Let us note that Sloterdijk’s diagnosis is essentially a positive appeal for universalism. He sees humanity as a collection of individuals fearing for their own fragile nature and striving in various ways to achieve the fitness necessary for survival. Our need for transformation and to become immune to the dangers that life brings is a fundamental given that unites all of us without exception. Or rather it is our delicate nature, our fragility in the face of the destructive forces inherent in existence.
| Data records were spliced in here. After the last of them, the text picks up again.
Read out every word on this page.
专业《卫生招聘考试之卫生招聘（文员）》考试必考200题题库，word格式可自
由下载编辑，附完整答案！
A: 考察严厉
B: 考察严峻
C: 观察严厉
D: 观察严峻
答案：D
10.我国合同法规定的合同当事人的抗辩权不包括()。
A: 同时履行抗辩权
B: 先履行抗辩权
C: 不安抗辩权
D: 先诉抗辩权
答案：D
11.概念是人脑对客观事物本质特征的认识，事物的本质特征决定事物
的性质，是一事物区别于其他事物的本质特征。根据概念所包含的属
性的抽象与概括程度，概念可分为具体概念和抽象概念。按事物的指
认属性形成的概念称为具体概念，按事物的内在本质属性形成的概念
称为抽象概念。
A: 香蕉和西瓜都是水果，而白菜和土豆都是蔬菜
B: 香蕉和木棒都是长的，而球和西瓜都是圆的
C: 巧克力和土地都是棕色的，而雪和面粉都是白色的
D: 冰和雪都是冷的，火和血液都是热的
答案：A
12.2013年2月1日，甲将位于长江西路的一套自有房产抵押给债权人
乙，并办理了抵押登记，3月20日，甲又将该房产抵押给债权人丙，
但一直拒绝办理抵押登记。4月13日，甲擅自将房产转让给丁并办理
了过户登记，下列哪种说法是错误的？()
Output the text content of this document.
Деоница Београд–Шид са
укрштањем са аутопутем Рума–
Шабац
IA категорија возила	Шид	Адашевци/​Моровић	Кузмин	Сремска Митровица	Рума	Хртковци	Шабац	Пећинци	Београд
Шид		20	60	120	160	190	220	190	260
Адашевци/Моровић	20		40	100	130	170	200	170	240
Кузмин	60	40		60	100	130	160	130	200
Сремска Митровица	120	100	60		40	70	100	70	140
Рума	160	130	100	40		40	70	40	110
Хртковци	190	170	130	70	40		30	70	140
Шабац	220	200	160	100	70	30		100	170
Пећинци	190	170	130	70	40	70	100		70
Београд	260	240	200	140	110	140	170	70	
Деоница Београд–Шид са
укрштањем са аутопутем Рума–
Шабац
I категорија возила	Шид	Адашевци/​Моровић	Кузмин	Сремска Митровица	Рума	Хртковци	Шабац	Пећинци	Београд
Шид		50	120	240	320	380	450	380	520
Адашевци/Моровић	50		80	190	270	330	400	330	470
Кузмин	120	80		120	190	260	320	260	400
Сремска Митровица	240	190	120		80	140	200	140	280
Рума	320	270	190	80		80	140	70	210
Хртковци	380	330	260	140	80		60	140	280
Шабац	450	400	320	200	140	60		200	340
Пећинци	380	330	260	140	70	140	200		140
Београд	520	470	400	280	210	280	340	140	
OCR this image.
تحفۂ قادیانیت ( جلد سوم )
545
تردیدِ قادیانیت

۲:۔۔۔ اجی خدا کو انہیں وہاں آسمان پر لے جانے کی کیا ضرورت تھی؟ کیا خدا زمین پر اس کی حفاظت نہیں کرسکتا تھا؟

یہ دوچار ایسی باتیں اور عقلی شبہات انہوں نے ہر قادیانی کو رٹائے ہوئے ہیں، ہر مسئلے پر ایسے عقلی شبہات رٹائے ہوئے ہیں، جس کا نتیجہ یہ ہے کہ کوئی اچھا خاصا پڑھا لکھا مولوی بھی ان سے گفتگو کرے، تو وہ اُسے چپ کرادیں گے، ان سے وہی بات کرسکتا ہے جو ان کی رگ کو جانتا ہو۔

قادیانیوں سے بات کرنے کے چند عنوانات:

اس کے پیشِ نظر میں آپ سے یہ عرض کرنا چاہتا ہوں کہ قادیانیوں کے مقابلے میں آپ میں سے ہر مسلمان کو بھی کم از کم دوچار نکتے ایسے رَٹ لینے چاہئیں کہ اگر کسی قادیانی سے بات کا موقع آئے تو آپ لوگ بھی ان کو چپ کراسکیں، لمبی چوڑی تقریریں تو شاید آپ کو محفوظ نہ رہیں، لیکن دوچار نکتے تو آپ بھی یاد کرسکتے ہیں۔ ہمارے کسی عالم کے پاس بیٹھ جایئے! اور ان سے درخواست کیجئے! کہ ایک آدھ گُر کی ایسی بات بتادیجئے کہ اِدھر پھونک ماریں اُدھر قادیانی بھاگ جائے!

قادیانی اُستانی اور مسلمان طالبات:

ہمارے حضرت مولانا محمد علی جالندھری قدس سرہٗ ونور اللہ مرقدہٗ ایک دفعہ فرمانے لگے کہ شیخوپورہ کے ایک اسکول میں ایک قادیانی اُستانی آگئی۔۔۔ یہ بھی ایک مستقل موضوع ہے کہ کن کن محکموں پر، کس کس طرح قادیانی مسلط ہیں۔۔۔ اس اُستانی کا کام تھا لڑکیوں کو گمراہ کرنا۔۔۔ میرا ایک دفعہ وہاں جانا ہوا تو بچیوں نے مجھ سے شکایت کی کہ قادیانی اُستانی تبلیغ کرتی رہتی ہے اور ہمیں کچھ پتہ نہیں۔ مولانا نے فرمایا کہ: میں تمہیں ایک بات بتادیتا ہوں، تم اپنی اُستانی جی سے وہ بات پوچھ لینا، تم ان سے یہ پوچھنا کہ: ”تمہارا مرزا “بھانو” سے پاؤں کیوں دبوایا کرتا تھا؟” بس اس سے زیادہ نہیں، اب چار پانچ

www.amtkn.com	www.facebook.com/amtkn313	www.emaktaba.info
So what, when in the modern world – for now at least – the messages that gain the greatest popularity are the ones that rely on values contrary to universalism? Messages that proclaim strong, national, or rather tribal identities, that call for exercises designed to produce not so much immunity as a predisposition to be actively violent, that are built on terror and the dehumanization of one’s opponents, and that drive basic existential fear to dangerous heights.
In an ideological landscape of this kind, Peterson’s essentially well-intentioned recommendations – to clean your room before you start to change the world, or to feed the cat you find in the street – do not sound quite as ominous as the modern left would like to paint them. Alternatively, it could endeavour to elaborate a different story that at the very least would just as intensively work on our imagination and motivate us to change. After all, transformation is necessary, because just like everyone who came before us and everyone who’s going to come after us, we too must change our lives right away.
Sources of quotations:
Pierre Hadot, Philosophy as a Way of Life: Spiritual Exercises from Socrates to Foucault, trans. Arnold Davidson, Blackwell Publishing, 1995.
Peter Sloterdijk, You Must Change Your Life, trans. Wieland Hoban, Polity Press, 2013.